Vidar Sundstøl, THE RAVENS, "Minnesota Trilogy 3"

Some books don't belong in the summer reading pile. THE RAVENS, the satisfying concluding volume of Norwegian crime fiction author Vidar Sundstøl's "Minnesota Trilogy," is one of these. It's solid, nuanced, complex -- and heavy. But what could you expect, after the heft and intrigue of the two earlier volumes?

As a quick recap, The Land of Dreams took Lance Hansen, a U.S. Forest Service ranger who should never have been involved in investigating a crime of murder, to the dark side of suspicion and spiritual distress. Hansen's hope of amassing an impressive genealogy of his family takes a nosedive as he stumbles across possible evidence of a deadly crime in his family's past -- while struggling to make sense of a brutal killing in "his" forest terrain, along the North Shore of Lake Superior. More details here. Both Scandinavian roots and the tragic past of Native peoples along the lake are soon entwined, along with Hansen's desperation to sort out the threats he's finding and the way his life is crumbling.

The second volume, Only the Dead, is unique among modern crime fiction, as it dwells within a single hunting trip made into a nightmare while Hansen and his brother maneuver in a killer ice storm in the dense woods. It shouldn't be read alone, in my opinion -- which makes it a very good thing that the entire trilogy is now available.

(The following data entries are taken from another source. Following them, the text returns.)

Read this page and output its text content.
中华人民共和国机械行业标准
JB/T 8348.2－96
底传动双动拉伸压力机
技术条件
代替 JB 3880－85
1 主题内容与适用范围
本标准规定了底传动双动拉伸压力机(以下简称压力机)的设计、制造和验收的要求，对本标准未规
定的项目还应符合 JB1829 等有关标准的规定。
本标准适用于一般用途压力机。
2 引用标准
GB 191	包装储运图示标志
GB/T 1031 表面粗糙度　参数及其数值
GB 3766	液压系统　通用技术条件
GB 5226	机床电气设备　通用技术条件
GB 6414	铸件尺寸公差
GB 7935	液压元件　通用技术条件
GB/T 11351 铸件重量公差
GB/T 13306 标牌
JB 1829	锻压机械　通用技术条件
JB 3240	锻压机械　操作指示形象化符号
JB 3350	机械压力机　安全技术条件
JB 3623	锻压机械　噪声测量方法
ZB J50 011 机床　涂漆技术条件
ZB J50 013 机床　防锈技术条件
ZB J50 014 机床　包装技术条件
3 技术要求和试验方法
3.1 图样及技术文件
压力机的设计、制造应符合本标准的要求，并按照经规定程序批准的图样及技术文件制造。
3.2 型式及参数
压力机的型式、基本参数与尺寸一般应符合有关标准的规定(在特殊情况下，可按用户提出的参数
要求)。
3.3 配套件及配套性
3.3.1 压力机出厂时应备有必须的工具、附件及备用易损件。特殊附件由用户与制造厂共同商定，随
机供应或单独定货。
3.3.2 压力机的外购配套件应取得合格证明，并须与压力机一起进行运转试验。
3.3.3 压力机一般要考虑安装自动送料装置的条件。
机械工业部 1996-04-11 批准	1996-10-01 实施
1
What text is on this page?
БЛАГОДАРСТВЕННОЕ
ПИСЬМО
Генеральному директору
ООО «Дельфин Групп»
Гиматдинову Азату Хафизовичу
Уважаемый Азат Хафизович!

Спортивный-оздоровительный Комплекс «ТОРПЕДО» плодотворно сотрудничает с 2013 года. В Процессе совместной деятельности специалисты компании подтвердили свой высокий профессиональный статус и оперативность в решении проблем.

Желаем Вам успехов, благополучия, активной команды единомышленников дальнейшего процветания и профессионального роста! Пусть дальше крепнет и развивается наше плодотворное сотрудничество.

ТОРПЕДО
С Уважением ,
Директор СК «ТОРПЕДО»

With THE RAVENS, Sundstøl binds together the deadly threads and soul illnesses revealed in the earlier books. And if the end result is a bit less haunted, and a bit more of a traditional crime investigation, it still has shocking moments that make it clear why this unusual crime trilogy is published by the University of Minnesota Press. To resolve his crisis, and eventually untangle the crime, Hansen grapples with his personal hauntings by both Swamper Caribou (the long-dead Ojibwe victim) and the women in his life. To reach the truth, he puts himself and his possible future at risk, and confronts the secrets within his nearest family circle. He even seeks his former father-in-law's instruction:
"The important thing is to fast."

"But I won't be able to sleep if I'm hungry."

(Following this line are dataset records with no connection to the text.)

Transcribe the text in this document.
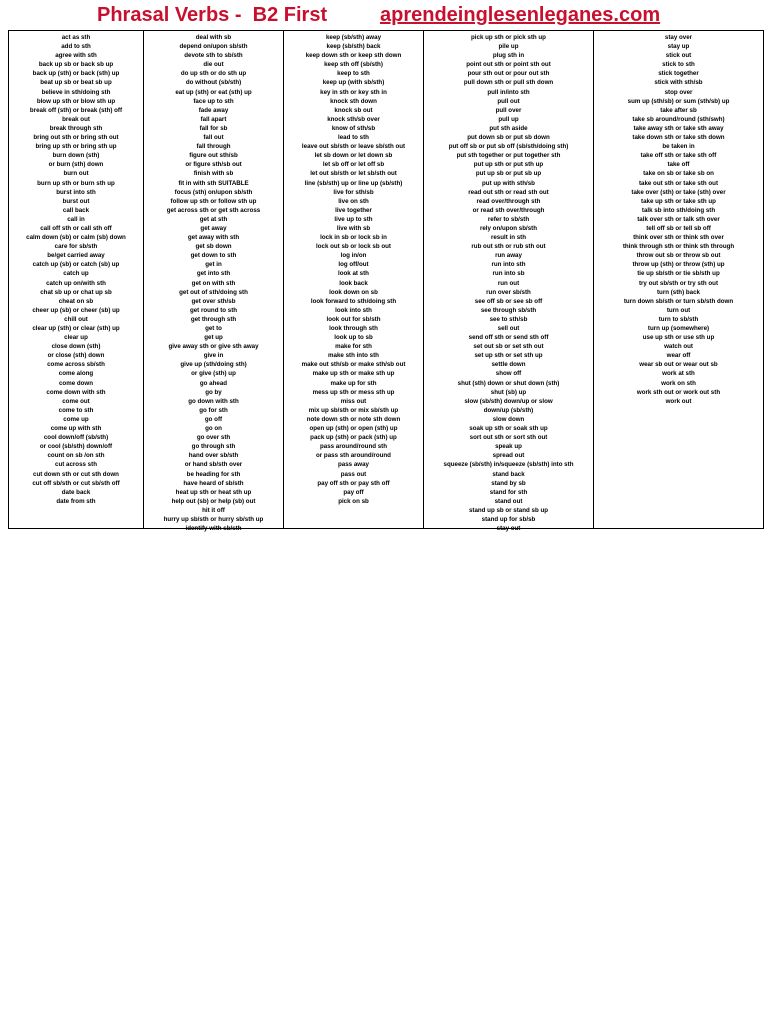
Phrasal Verbs -  B2 First	aprendeinglesenleganes.com
act as sth
add to sth
agree with sth
back up sb or back sb up
back up (sth) or back (sth) up
beat up sb or beat sb up
believe in sth/doing sth
blow up sth or blow sth up
break off (sth) or break (sth) off
break out
break through sth
bring out sth or bring sth out
bring up sth or bring sth up
burn down (sth)
or burn (sth) down
burn out
burn up sth or burn sth up
burst into sth
burst out
call back
call in
call off sth or call sth off
calm down (sb) or calm (sb) down
care for sb/sth
be/get carried away
catch up (sb) or catch (sb) up
catch up
catch up on/with sth
chat sb up or chat up sb
cheat on sb
cheer up (sb) or cheer (sb) up
chill out
clear up (sth) or clear (sth) up
clear up
close down (sth)
or close (sth) down
come across sb/sth
come along
come down
come down with sth
come out
come to sth
come up
come up with sth
cool down/off (sb/sth)
or cool (sb/sth) down/off
count on sb /on sth
cut across sth
cut down sth or cut sth down
cut off sb/sth or cut sb/sth off
date back
date from sth
deal with sb
depend on/upon sb/sth
devote sth to sb/sth
die out
do up sth or do sth up
do without (sb/sth)
eat up (sth) or eat (sth) up
face up to sth
fade away
fall apart
fall for sb
fall out
fall through
figure out sth/sb
or figure sth/sb out
finish with sb
fit in with sth SUITABLE
focus (sth) on/upon sb/sth
follow up sth or follow sth up
get across sth or get sth across
get at sth
get away
get away with sth
get sb down
get down to sth
get in
get into sth
get on with sth
get out of sth/doing sth
get over sth/sb
get round to sth
get through sth
get to
get up
give away sth or give sth away
give in
give up (sth/doing sth)
or give (sth) up
go ahead
go by
go down with sth
go for sth
go off
go on
go over sth
go through sth
hand over sb/sth
or hand sb/sth over
be heading for sth
have heard of sb/sth
heat up sth or heat sth up
help out (sb) or help (sb) out
hit it off
hurry up sb/sth or hurry sb/sth up
identify with sb/sth
keep (sb/sth) away
keep (sb/sth) back
keep down sth or keep sth down
keep sth off (sb/sth)
keep to sth
keep up (with sb/sth)
key in sth or key sth in
knock sth down
knock sb out
knock sth/sb over
know of sth/sb
lead to sth
leave out sb/sth or leave sb/sth out
let sb down or let down sb
let sb off or let off sb
let out sb/sth or let sb/sth out
line (sb/sth) up or line up (sb/sth)
live for sth/sb
live on sth
live together
live up to sth
live with sb
lock in sb or lock sb in
lock out sb or lock sb out
log in/on
log off/out
look at sth
look back
look down on sb
look forward to sth/doing sth
look into sth
look out for sb/sth
look through sth
look up to sb
make for sth
make sth into sth
make out sth/sb or make sth/sb out
make up sth or make sth up
make up for sth
mess up sth or mess sth up
miss out
mix up sb/sth or mix sb/sth up
note down sth or note sth down
open up (sth) or open (sth) up
pack up (sth) or pack (sth) up
pass around/round sth
or pass sth around/round
pass away
pass out
pay off sth or pay sth off
pay off
pick on sb
pick up sth or pick sth up
pile up
plug sth in
point out sth or point sth out
pour sth out or pour out sth
pull down sth or pull sth down
pull in/into sth
pull out
pull over
pull up
put sth aside
put down sb or put sb down
put off sb or put sb off (sb/sth/doing sth)
put sth together or put together sth
put up sth or put sth up
put up sb or put sb up
put up with sth/sb
read out sth or read sth out
read over/through sth
or read sth over/through
refer to sb/sth
rely on/upon sb/sth
result in sth
rub out sth or rub sth out
run away
run into sth
run into sb
run out
run over sb/sth
see off sb or see sb off
see through sb/sth
see to sth/sb
sell out
send off sth or send sth off
set out sb or set sth out
set up sth or set sth up
settle down
show off
shut (sth) down or shut down (sth)
shut (sb) up
slow (sb/sth) down/up or slow
down/up (sb/sth)
slow down
soak up sth or soak sth up
sort out sth or sort sth out
speak up
spread out
squeeze (sb/sth) in/squeeze (sb/sth) into sth
stand back
stand by sb
stand for sth
stand out
stand up sb or stand sb up
stand up for sb/sb
stay out
stay over
stay up
stick out
stick to sth
stick together
stick with sth/sb
stop over
sum up (sth/sb) or sum (sth/sb) up
take after sb
take sb around/round (sth/swh)
take away sth or take sth away
take down sth or take sth down
be taken in
take off sth or take sth off
take off
take on sb or take sb on
take out sth or take sth out
take over (sth) or take (sth) over
take up sth or take sth up
talk sb into sth/doing sth
talk over sth or talk sth over
tell off sb or tell sb off
think over sth or think sth over
think through sth or think sth through
throw out sb or throw sb out
throw up (sth) or throw (sth) up
tie up sb/sth or tie sb/sth up
try out sb/sth or try sth out
turn (sth) back
turn down sb/sth or turn sb/sth down
turn out
turn to sb/sth
turn up (somewhere)
use up sth or use sth up
watch out
wear off
wear sb out or wear out sb
work at sth
work on sth
work sth out or work out sth
work out
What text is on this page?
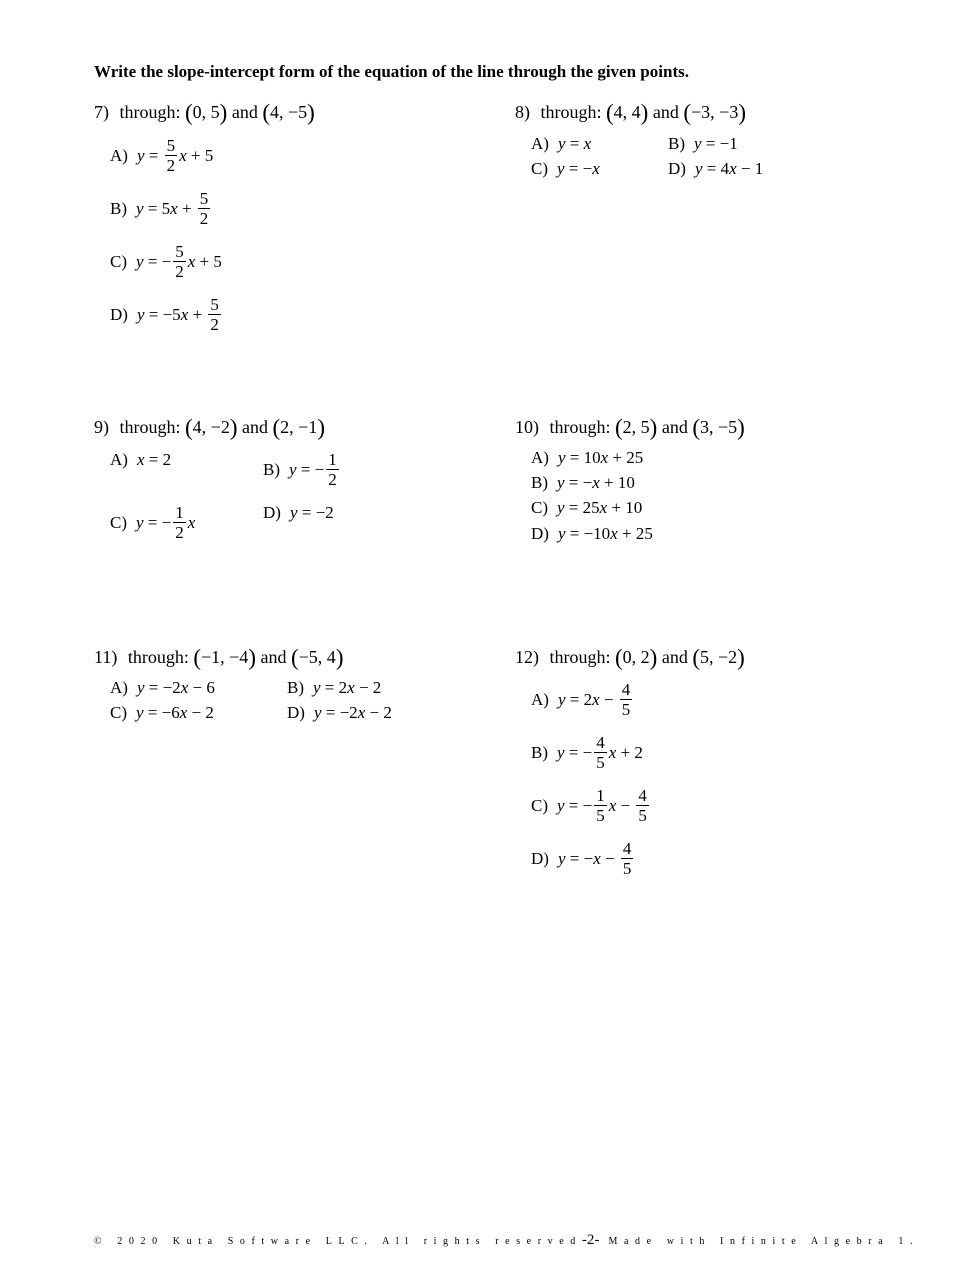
Write the slope-intercept form of the equation of the line through the given points.
7) through: (0, 5) and (4, −5)
A) $y = \frac{5}{2}$ x + 5
B) y = 5 $x + \frac{5}{2}$
C) y = − $\frac{5}{2}$ x + 5
D) y = −5 $x + \frac{5}{2}$
8) through: (4, 4) and (−3, −3)
A) y = x	B) y = −1
C) y = − x	D) y = 4 x − 1
9) through: (4, −2) and (2, −1)
A) x = 2	B) y = − $\frac{1}{2}$
C) y = − $\frac{1}{2}$ x	D) y = −2
10) through: (2, 5) and (3, −5)
A) y = 10 x + 25
B) y = − x + 10
C) y = 25 x + 10
D) y = −10 x + 25
11) through: (−1, −4) and (−5, 4)
A) y = −2 x − 6	B) y = 2 x − 2
C) y = −6 x − 2	D) y = −2 x − 2
12) through: (0, 2) and (5, −2)
A) y = 2 $x - \frac{4}{5}$
B) y = − $\frac{4}{5}$ x + 2
C) y = − $\frac{1}{5}$ $x - \frac{4}{5}$
D) y = − $x - \frac{4}{5}$
© 2020 Kuta Software LLC. All rights reserved-2- Made with Infinite Algebra 1.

"Hungry?" Willy sounded annoyed. "Do you think this has anything to do with going to bed hungry? I'm talking about self-deprivation, Lance. Torture. You need to suffer until you have a vision ... you have to choose to do this. And make it part of your reality."
Don't get just one book (unless you want to start with just the first one; and when you finish it, I think you'll want the others). It's handy in some ways to have this be three volumes, but it's one massive and intense story, engaging, compelling, and lingering. I'll never enter the winter woods, or an ice storm, or a news story about a killing, in the same way again.

1 comment:

shea said...

Thank you. Your reviews of these books make me feel humble.